La France et les autres pays signataires des accords de la
Zone franc demeurent les seuls responsables de leur mise en
œuvre. Ceci implique notamment que les modifications
éventuelles de la parité entre l'euro et les francs CFA et
comorien relèvent de la seule responsabilité des États membres
de la Zone franc.
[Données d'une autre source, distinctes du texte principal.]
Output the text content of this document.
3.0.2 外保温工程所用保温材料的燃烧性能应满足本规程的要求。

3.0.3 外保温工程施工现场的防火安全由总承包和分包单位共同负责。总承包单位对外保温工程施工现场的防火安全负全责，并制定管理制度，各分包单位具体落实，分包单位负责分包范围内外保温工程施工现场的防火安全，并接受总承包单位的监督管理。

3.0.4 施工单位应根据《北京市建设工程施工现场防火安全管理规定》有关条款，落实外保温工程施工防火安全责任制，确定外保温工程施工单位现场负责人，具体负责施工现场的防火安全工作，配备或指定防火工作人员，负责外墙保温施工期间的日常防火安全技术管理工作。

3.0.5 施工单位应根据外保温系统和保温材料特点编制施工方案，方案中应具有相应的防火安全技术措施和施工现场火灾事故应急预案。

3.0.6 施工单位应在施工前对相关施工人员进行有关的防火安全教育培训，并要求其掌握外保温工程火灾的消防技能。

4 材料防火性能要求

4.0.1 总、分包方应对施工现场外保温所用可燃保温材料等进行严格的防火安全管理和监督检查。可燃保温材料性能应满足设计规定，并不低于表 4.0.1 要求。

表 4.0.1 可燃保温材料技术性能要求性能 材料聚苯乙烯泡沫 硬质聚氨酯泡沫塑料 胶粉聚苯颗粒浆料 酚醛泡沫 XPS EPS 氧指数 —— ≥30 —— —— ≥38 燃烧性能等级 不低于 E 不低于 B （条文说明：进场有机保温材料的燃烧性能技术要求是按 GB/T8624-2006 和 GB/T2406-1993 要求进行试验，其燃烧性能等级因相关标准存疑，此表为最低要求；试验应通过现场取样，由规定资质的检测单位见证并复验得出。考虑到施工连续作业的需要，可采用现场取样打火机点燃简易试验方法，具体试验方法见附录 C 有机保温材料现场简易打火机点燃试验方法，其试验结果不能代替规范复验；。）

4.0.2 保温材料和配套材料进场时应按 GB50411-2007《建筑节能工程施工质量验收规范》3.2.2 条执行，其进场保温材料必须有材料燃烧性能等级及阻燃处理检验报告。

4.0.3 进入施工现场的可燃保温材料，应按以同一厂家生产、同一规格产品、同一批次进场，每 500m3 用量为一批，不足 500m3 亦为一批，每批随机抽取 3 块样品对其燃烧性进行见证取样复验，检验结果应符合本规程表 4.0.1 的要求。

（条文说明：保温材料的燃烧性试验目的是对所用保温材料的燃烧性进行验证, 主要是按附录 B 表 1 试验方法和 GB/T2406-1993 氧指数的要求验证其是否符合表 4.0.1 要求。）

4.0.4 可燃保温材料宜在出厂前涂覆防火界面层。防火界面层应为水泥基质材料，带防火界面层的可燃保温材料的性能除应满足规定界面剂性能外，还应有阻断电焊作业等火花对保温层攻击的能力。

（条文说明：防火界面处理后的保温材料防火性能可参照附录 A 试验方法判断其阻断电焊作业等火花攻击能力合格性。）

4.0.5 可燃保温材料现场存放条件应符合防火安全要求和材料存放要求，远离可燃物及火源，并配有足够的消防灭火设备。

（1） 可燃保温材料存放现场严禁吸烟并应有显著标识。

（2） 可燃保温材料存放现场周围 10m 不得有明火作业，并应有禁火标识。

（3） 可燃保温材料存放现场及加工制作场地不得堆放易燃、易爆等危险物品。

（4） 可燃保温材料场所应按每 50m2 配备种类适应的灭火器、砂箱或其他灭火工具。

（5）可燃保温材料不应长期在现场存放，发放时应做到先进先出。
Les autorités françaises devront toutefois
informer le Comité économique et financier (CEF) de l'Union
européenne préalablement à toute modification de parité et
tenir la Commission, la BCE et le CEF régulièrement informés
de la mise en œuvre de ces accords (article 2).
Une décision du Conseil de l'Union européenne n'est nécessaire
que dans deux cas seulement : soit lors d'un changement de la
portée des accords (admission d'un nouvel État), soit en cas
de modification de la nature même de l'accord (par exemple une
remise en cause du principe de garantie par l'État français de
la convertibilité à parité fixe des francs CFA et comorien).
Toute autre modification demeure de la compétence exclusive
des États membres de la Zone Franc.
L'ancrage de la Zone Franc à l'euro doit entraîner une
intensification des échanges entre les deux zones.
Sur le plan technique, l'incidence de la construction
monétaire européenne sur les accords de la Zone franc se
limite à la substitution de l'euro au franc français comme
ancre des francs CFA et comorien. D'un point de vue
économique, cette substitution contribue à la stabilité
économique et monétaire des pays africains de la Zone franc.
L'arrimage du
franc CFA à l'euro offre pour les pays de la zone euro de
nouvelles opportunités d'investissement et de commerce dans la
zone, dans la mesure où il réduit leur risque de change. Les
exportations de la Zone franc vers les pays de l'Union
monétaire européenne doivent également s'en trouver
favorisées. En outre, dans la mesure où les pays africains de
la Zone franc réalisent plus de la moitié de leurs échanges
commerciaux avec les pays de l'Union européenne, le passage à
l'euro entraînera une plus grande stabilité du taux de change
effectif des francs CFA et comorien.